Он включил радио и дом наполнила спокойная нежная музыка. «Ты – моя мелодия…» — пел бархатный голос певца, — «Я твой преданный Орфей…»
— Надо же… Надина любимая, — прошептал Егор и прибавил громкость.
Ему показалось, что в доме стало уютнее и светлее. И верно – вышло из-за облаков солнышко. Такое лучистое… Таким ласковым и обнадёживающим оно бывает лишь весной. Егор похлопал себя по щекам ладонями, щедро смоченными одеколоном. «Ничего, Надюша, ничего. Это я так – слабину дал. Ты не обижайся. Вот песня твоя и ты словно рядом. Прости. Я больше не буду».

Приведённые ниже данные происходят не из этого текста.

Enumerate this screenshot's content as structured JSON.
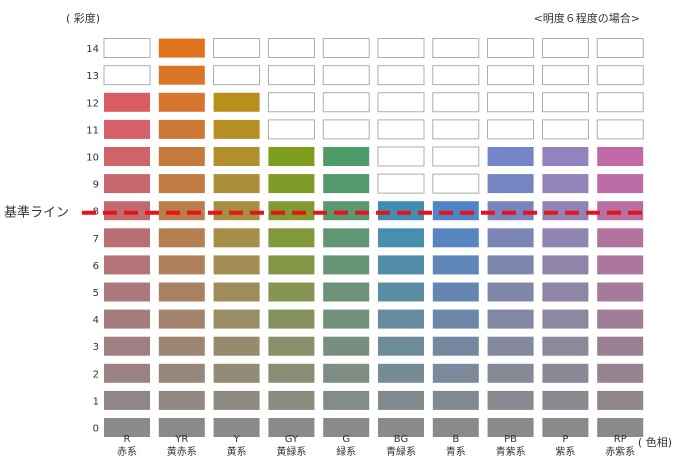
{
  "header": {
    "y_axis_title": "( 彩度)",
    "condition_note": "<明度６程度の場合>"
  },
  "x_axis_title": "( 色相)",
  "baseline": {
    "label": "基準ライン",
    "chroma": 8,
    "color": "#e8121a"
  },
  "chroma_levels": [
    "0",
    "1",
    "2",
    "3",
    "4",
    "5",
    "6",
    "7",
    "8",
    "9",
    "10",
    "11",
    "12",
    "13",
    "14"
  ],
  "hues": [
    {
      "code": "R",
      "name": "赤系",
      "max_chroma": 12
    },
    {
      "code": "YR",
      "name": "黄赤系",
      "max_chroma": 14
    },
    {
      "code": "Y",
      "name": "黄系",
      "max_chroma": 12
    },
    {
      "code": "GY",
      "name": "黄緑系",
      "max_chroma": 10
    },
    {
      "code": "G",
      "name": "緑系",
      "max_chroma": 10
    },
    {
      "code": "BG",
      "name": "青緑系",
      "max_chroma": 8
    },
    {
      "code": "B",
      "name": "青系",
      "max_chroma": 8
    },
    {
      "code": "PB",
      "name": "青紫系",
      "max_chroma": 10
    },
    {
      "code": "P",
      "name": "紫系",
      "max_chroma": 10
    },
    {
      "code": "RP",
      "name": "赤紫系",
      "max_chroma": 10
    }
  ],
  "colors": {
    "neutral": "#8a8a8a",
    "empty_cell_fill": "#ffffff",
    "empty_cell_stroke": "#999999",
    "hue_max": [
      "#dc5c64",
      "#e0731e",
      "#b98f1c",
      "#7f9e1c",
      "#4e9b6a",
      "#3f8eb2",
      "#4f84c8",
      "#7484c8",
      "#9382c0",
      "#c26aa8"
    ]
  }
}
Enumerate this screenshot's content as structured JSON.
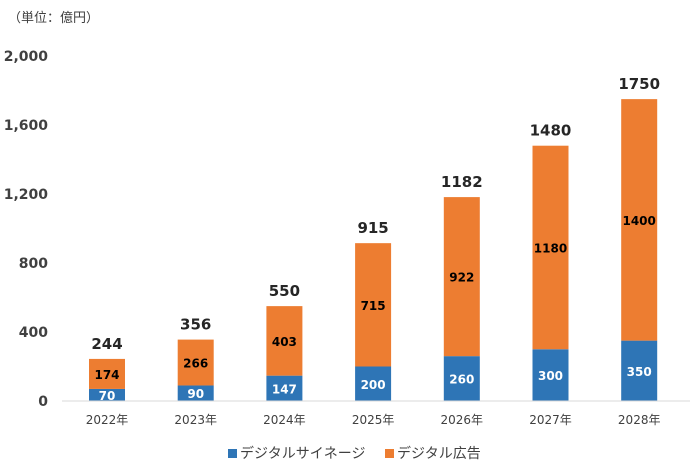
{
  "chart_data": {
    "type": "bar",
    "stacked": true,
    "unit_label": "（単位：億円）",
    "categories": [
      "2022年",
      "2023年",
      "2024年",
      "2025年",
      "2026年",
      "2027年",
      "2028年"
    ],
    "series": [
      {
        "name": "デジタルサイネージ",
        "color": "#2e75b6",
        "values": [
          70,
          90,
          147,
          200,
          260,
          300,
          350
        ],
        "label_color": "#ffffff"
      },
      {
        "name": "デジタル広告",
        "color": "#ed7d31",
        "values": [
          174,
          266,
          403,
          715,
          922,
          1180,
          1400
        ],
        "label_color": "#000000"
      }
    ],
    "totals": [
      244,
      356,
      550,
      915,
      1182,
      1480,
      1750
    ],
    "ylim": [
      0,
      2000
    ],
    "yticks": [
      "0",
      "400",
      "800",
      "1,200",
      "1,600",
      "2,000"
    ],
    "ytick_values": [
      0,
      400,
      800,
      1200,
      1600,
      2000
    ],
    "grid": false,
    "legend": "bottom"
  }
}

Он выглянул в окно, шире отодвинув занавески. «Так светлее будет. Ну, что ж, надо бы и прибраться».
Егор взял веник и начал тщательно подметать пол. А по радио уже говорили о новостях, погоде… Егор заглянул в холодильник. Там соседка оставила кусок сыра и баночку сгущёнки.
— Ах ты, Петровна, Петровна… Знает, что я люблю. Ну, спасибо, дорогая. И я тебе рыбки принесу. И помогу, чем смогу. Дал же Бог соседку! Всё равно что родная. Эх, храни нас Господи… Близкие мы люди.